Поднявшись, лорд Эграмон устремился к сцене и быстро занял центральное кресло, похожее на трон. В это время на к нему вышли две девушки и мужчина в маске демона.
— Какого?
Палаван с удивлением услышал, как Сетара в гневе сжала челюсти.
— Что всё это значит?!
— Да, так выглядит прощальный ритуал. — Заговорил севший на место Эграмона жрец Фиорий. — Суть этого обычая состоит в том, что две девственницы как бы жертвуют свою девственность демону, чтобы тот в награду сопроводил душу умершего. Сейчас Эграмон символизирует собой душу своего отца.
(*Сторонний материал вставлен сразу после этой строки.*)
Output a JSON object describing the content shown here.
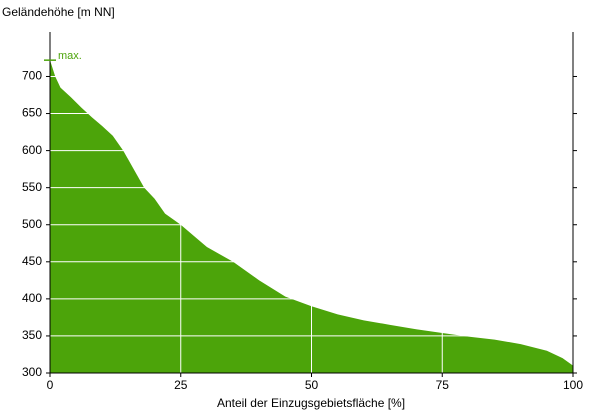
{
  "chart_data": {
    "type": "area",
    "y_label": "Geländehöhe [m NN]",
    "x_label": "Anteil der Einzugsgebietsfläche [%]",
    "annotation": {
      "text": "max.",
      "value": 722
    },
    "color": "#4ca40a",
    "x": [
      0,
      1,
      2,
      4,
      6,
      8,
      10,
      12,
      14,
      16,
      18,
      20,
      22,
      25,
      28,
      30,
      35,
      40,
      45,
      50,
      55,
      60,
      65,
      70,
      75,
      80,
      85,
      90,
      95,
      98,
      100
    ],
    "values": [
      722,
      700,
      685,
      672,
      658,
      645,
      633,
      620,
      600,
      575,
      550,
      535,
      515,
      500,
      482,
      470,
      450,
      425,
      403,
      390,
      379,
      371,
      365,
      359,
      354,
      349,
      345,
      339,
      330,
      320,
      310
    ],
    "xlim": [
      0,
      100
    ],
    "xticks": [
      0,
      25,
      50,
      75,
      100
    ],
    "ylim": [
      300,
      760
    ],
    "yticks": [
      300,
      350,
      400,
      450,
      500,
      550,
      600,
      650,
      700
    ],
    "grid": true
  }
}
— И что?… Они собираются… прямо тут?! Какая мерзость!
Палаван с удивлением увидел, как Сетара закрыла своей малолетней любовнице глаза. Хм, может всё-таки это её дочь, а героине просто значительно больше лет, чем он думает? Это хоть как-то объясняло бы такой объём знаний.
Внезапно лорд Эграмон встал и махнул рукой, как бы приглашая Сетару подойти и принять участие в торжестве. Удивительно, как этот ловелас сохранял самообладание в такой близости от источника?
— Фиола, солнышко, досчитай до двадцати, и всё закончится. — Участливо произнесла героиня. В её бархатном голосе слышались несвойственные нотки ярости.
— Нет, не надо, он не понимает, что говорит! — Вдруг в панике закричал Фиорий, ненадолго ухватив за руку поднимающуюся Сетару.
— Он прав, не ходите туда! — Палаван понял, что ситуацию нужно спасать. Куда она собралась, героиня что, не в курсе?! Демон уже там! На сцене начиналась оргия.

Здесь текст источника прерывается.